Western governments, while offering hollow declarations of support for diplomacy, have simultaneously waged economic siege warfare crippling sanctions designed to suffocate Iran's economy all under the familiar, hypocritical banner of "non-proliferation." The double standard is blatant: negotiations in the spotlight, sabotage in the shadows.
But history tells a different story one soaked in double standard and hard-nosed realpolitik.
When Iraq showed signs of nuclear ambition, Israel struck Operation Opera in 1981 obliterated the Osirak reactor. Western governments, after offering muted public condemnation, quietly acknowledged the "necessity" of preserving Israel's military edge.
When Syria was suspected of the same, Israel struck Operation Orchard in 2007 flattened the Al-Kibar facility. International silence followed, the message clear: Israel's undeclared arsenal is off-limits to scrutiny, but its neighbours' aspirations will be ruthlessly pre-empted.
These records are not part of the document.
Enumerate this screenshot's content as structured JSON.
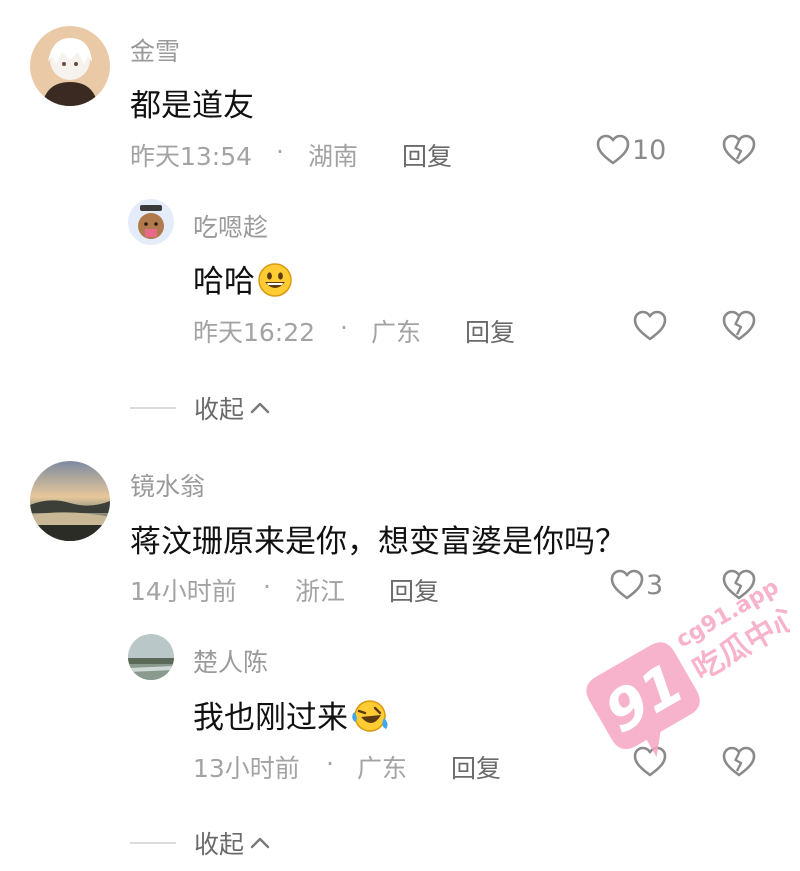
{
  "comments": [
    {
      "username": "金雪",
      "text": "都是道友",
      "time": "昨天13:54",
      "sep": "·",
      "location": "湖南",
      "reply_label": "回复",
      "likes": "10",
      "replies": [
        {
          "username": "吃嗯趁",
          "text": "哈哈",
          "emoji_icon": "smiley-emoji-icon",
          "time": "昨天16:22",
          "sep": "·",
          "location": "广东",
          "reply_label": "回复",
          "likes": ""
        }
      ],
      "collapse_label": "收起"
    },
    {
      "username": "镜水翁",
      "text": "蒋汶珊原来是你，想变富婆是你吗？",
      "time": "14小时前",
      "sep": "·",
      "location": "浙江",
      "reply_label": "回复",
      "likes": "3",
      "replies": [
        {
          "username": "楚人陈",
          "text": "我也刚过来",
          "emoji_icon": "laughing-tears-emoji-icon",
          "time": "13小时前",
          "sep": "·",
          "location": "广东",
          "reply_label": "回复",
          "likes": ""
        }
      ],
      "collapse_label": "收起"
    }
  ],
  "watermark": {
    "number": "91",
    "domain": "cg91.app",
    "slogan": "吃瓜中心",
    "color": "#f7a6c4"
  },
  "colors": {
    "text_primary": "#111111",
    "text_secondary": "#a3a3a3",
    "icon": "#8a8a8a"
  }
}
When Libya's Muammar Gaddafi abandoned his WMD programmes under Western pressure, he received no security guarantees only regime change. NATO's 2011 intervention shattered Libya, serving as a brutal reminder that compliance with Western dictates offers no protection when geopolitical interests shift.
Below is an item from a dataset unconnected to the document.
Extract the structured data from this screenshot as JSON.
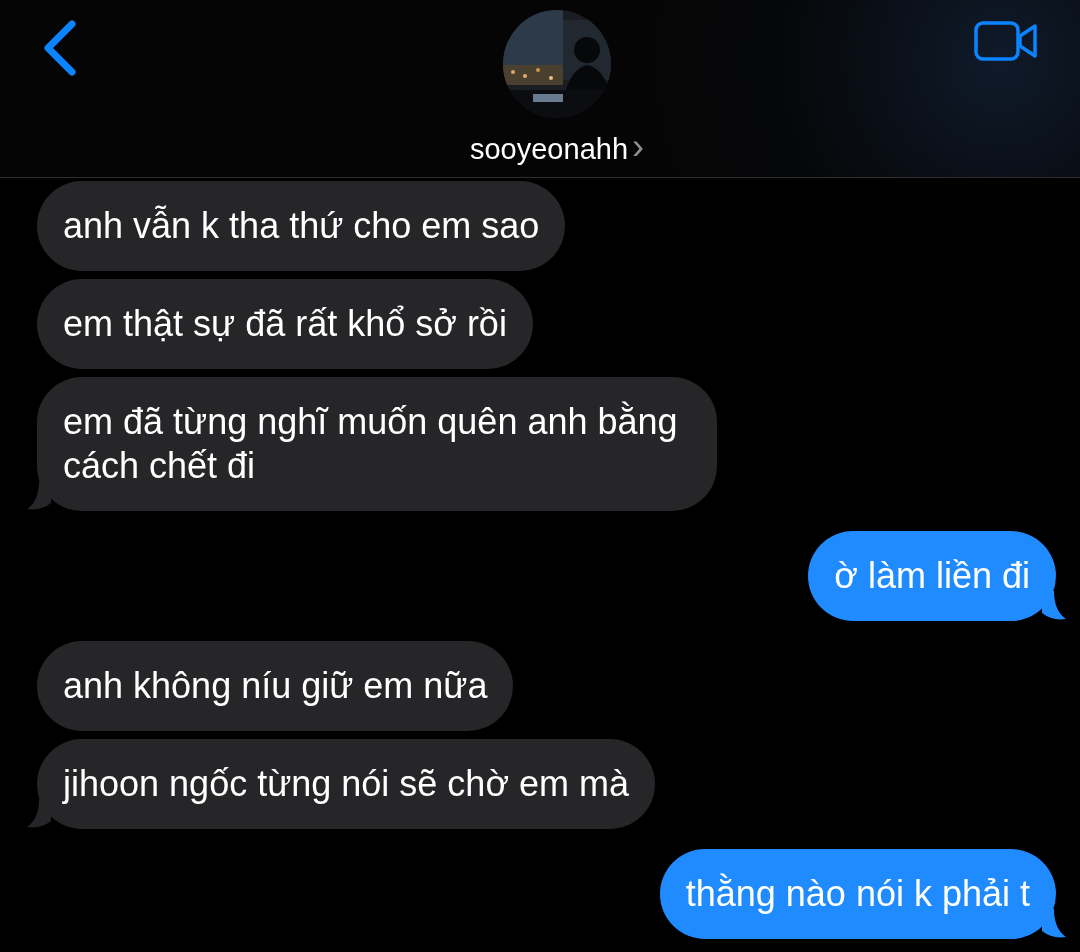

In each case, the rules were rewritten not for reasons of global security, but to maintain strategic imbalance in favour of Western allies.
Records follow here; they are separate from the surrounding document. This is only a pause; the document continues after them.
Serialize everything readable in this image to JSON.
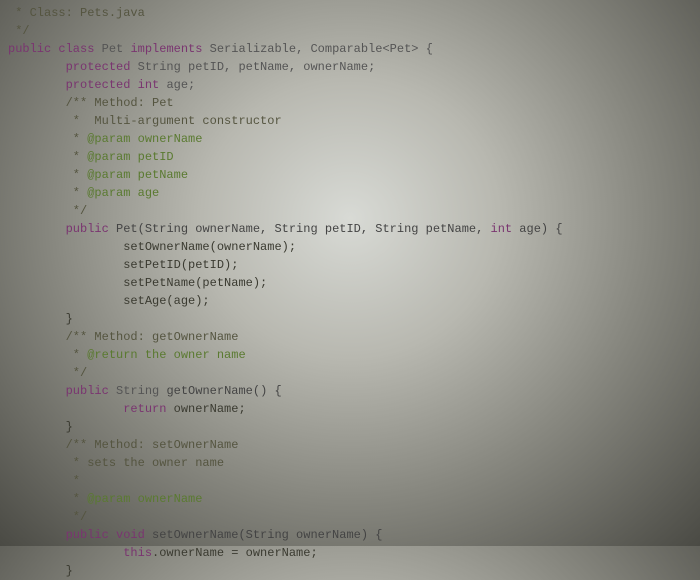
{
  "code": {
    "lines": [
      {
        "indent": 0,
        "segments": [
          {
            "class": "comment",
            "text": " * Class: Pets.java"
          }
        ]
      },
      {
        "indent": 0,
        "segments": [
          {
            "class": "comment",
            "text": " */"
          }
        ]
      },
      {
        "indent": 0,
        "segments": [
          {
            "class": "keyword",
            "text": "public class "
          },
          {
            "class": "type",
            "text": "Pet "
          },
          {
            "class": "keyword",
            "text": "implements "
          },
          {
            "class": "type",
            "text": "Serializable, Comparable<Pet> {"
          }
        ]
      },
      {
        "indent": 8,
        "segments": [
          {
            "class": "keyword",
            "text": "protected "
          },
          {
            "class": "type",
            "text": "String petID, petName, ownerName;"
          }
        ]
      },
      {
        "indent": 8,
        "segments": [
          {
            "class": "keyword",
            "text": "protected int "
          },
          {
            "class": "type",
            "text": "age;"
          }
        ]
      },
      {
        "indent": 0,
        "segments": [
          {
            "class": "",
            "text": ""
          }
        ]
      },
      {
        "indent": 8,
        "segments": [
          {
            "class": "comment",
            "text": "/** Method: Pet"
          }
        ]
      },
      {
        "indent": 8,
        "segments": [
          {
            "class": "comment",
            "text": " *  Multi-argument constructor"
          }
        ]
      },
      {
        "indent": 8,
        "segments": [
          {
            "class": "comment",
            "text": " * "
          },
          {
            "class": "annotation",
            "text": "@param ownerName"
          }
        ]
      },
      {
        "indent": 8,
        "segments": [
          {
            "class": "comment",
            "text": " * "
          },
          {
            "class": "annotation",
            "text": "@param petID"
          }
        ]
      },
      {
        "indent": 8,
        "segments": [
          {
            "class": "comment",
            "text": " * "
          },
          {
            "class": "annotation",
            "text": "@param petName"
          }
        ]
      },
      {
        "indent": 8,
        "segments": [
          {
            "class": "comment",
            "text": " * "
          },
          {
            "class": "annotation",
            "text": "@param age"
          }
        ]
      },
      {
        "indent": 8,
        "segments": [
          {
            "class": "comment",
            "text": " */"
          }
        ]
      },
      {
        "indent": 8,
        "segments": [
          {
            "class": "keyword",
            "text": "public "
          },
          {
            "class": "method",
            "text": "Pet(String ownerName, String petID, String petName, "
          },
          {
            "class": "keyword",
            "text": "int"
          },
          {
            "class": "method",
            "text": " age) {"
          }
        ]
      },
      {
        "indent": 16,
        "segments": [
          {
            "class": "",
            "text": "setOwnerName(ownerName);"
          }
        ]
      },
      {
        "indent": 16,
        "segments": [
          {
            "class": "",
            "text": "setPetID(petID);"
          }
        ]
      },
      {
        "indent": 16,
        "segments": [
          {
            "class": "",
            "text": "setPetName(petName);"
          }
        ]
      },
      {
        "indent": 16,
        "segments": [
          {
            "class": "",
            "text": "setAge(age);"
          }
        ]
      },
      {
        "indent": 8,
        "segments": [
          {
            "class": "",
            "text": "}"
          }
        ]
      },
      {
        "indent": 0,
        "segments": [
          {
            "class": "",
            "text": ""
          }
        ]
      },
      {
        "indent": 8,
        "segments": [
          {
            "class": "comment",
            "text": "/** Method: getOwnerName"
          }
        ]
      },
      {
        "indent": 8,
        "segments": [
          {
            "class": "comment",
            "text": " * "
          },
          {
            "class": "annotation",
            "text": "@return the owner name"
          }
        ]
      },
      {
        "indent": 8,
        "segments": [
          {
            "class": "comment",
            "text": " */"
          }
        ]
      },
      {
        "indent": 8,
        "segments": [
          {
            "class": "keyword",
            "text": "public "
          },
          {
            "class": "type",
            "text": "String "
          },
          {
            "class": "method",
            "text": "getOwnerName() {"
          }
        ]
      },
      {
        "indent": 16,
        "segments": [
          {
            "class": "keyword",
            "text": "return "
          },
          {
            "class": "",
            "text": "ownerName;"
          }
        ]
      },
      {
        "indent": 8,
        "segments": [
          {
            "class": "",
            "text": "}"
          }
        ]
      },
      {
        "indent": 0,
        "segments": [
          {
            "class": "",
            "text": ""
          }
        ]
      },
      {
        "indent": 8,
        "segments": [
          {
            "class": "comment",
            "text": "/** Method: setOwnerName"
          }
        ]
      },
      {
        "indent": 8,
        "segments": [
          {
            "class": "comment",
            "text": " * sets the owner name"
          }
        ]
      },
      {
        "indent": 8,
        "segments": [
          {
            "class": "comment",
            "text": " *"
          }
        ]
      },
      {
        "indent": 8,
        "segments": [
          {
            "class": "comment",
            "text": " * "
          },
          {
            "class": "annotation",
            "text": "@param ownerName"
          }
        ]
      },
      {
        "indent": 8,
        "segments": [
          {
            "class": "comment",
            "text": " */"
          }
        ]
      },
      {
        "indent": 8,
        "segments": [
          {
            "class": "keyword",
            "text": "public void "
          },
          {
            "class": "method",
            "text": "setOwnerName(String ownerName) {"
          }
        ]
      },
      {
        "indent": 16,
        "segments": [
          {
            "class": "keyword",
            "text": "this"
          },
          {
            "class": "",
            "text": ".ownerName = ownerName;"
          }
        ]
      },
      {
        "indent": 8,
        "segments": [
          {
            "class": "",
            "text": "}"
          }
        ]
      }
    ]
  }
}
Iran has survived so far. But the reality is unavoidable: nuclear capability is only "illegitimate" when you aren’t part of the exclusive club or its preferred allies. That double standard was laid bare yet again on 21st June 2025, when reports confirmed that Israeli warplanes, with tacit backing from the United States under Trump’s reinstated administration, bombed key Iranian nuclear research facilities. While the Israeli government framed the strikes as "preventive self-defence," the reality is stark: nations like Israel, themselves undeclared nuclear powers, wield the bomb as both deterrent and blunt instrument while ensuring their regional rivals remain permanently vulnerable. Western silence in the aftermath spoke volumes because when it comes to the bomb, the rules are written by the few, for the few.
The real nuclear order is not built on treaties or moral clarity. It’s built on raw power, ruthless enforcement of strategic interests, and the quiet double standard that defines modern geopolitics. Only certain nations by virtue of military dominance, Western patronage, or convenient silence are permitted to possess the bomb. The rest are shackled by treaties, harassed by sanctions, and bombed into submission if they dare disrupt the carefully guarded status quo.
The irony? The West’s relentless campaign to block Iran’s nuclear potential has arguably made the logic of pursuing a deterrent more attractive than ever. For years, Tehran could point to Ayatollah Khamenei’s fatwa, a religious decree forbidding the development or use of nuclear weapons, as proof of its peaceful intentions a rare ideological barrier to weaponisation that no Western government acknowledged. Instead, Iran was sanctioned, isolated, and attacked regardless.
But now, that restraint appears to be eroding. With Israel's latest airstrikes and the West's open endorsement, Iran is reportedly preparing to formally withdraw from the Nuclear Non-Proliferation Treaty (NPT) a seismic decision that, if confirmed, would mark the death knell of decades of diplomatic efforts and signal that the era of self-imposed limitations is over.
Because in this brutal geopolitical landscape, one lesson keeps repeating with cold, ruthless consistency, etched into the pages of modern history: Those without the bomb get bombed. Those with it, don’t.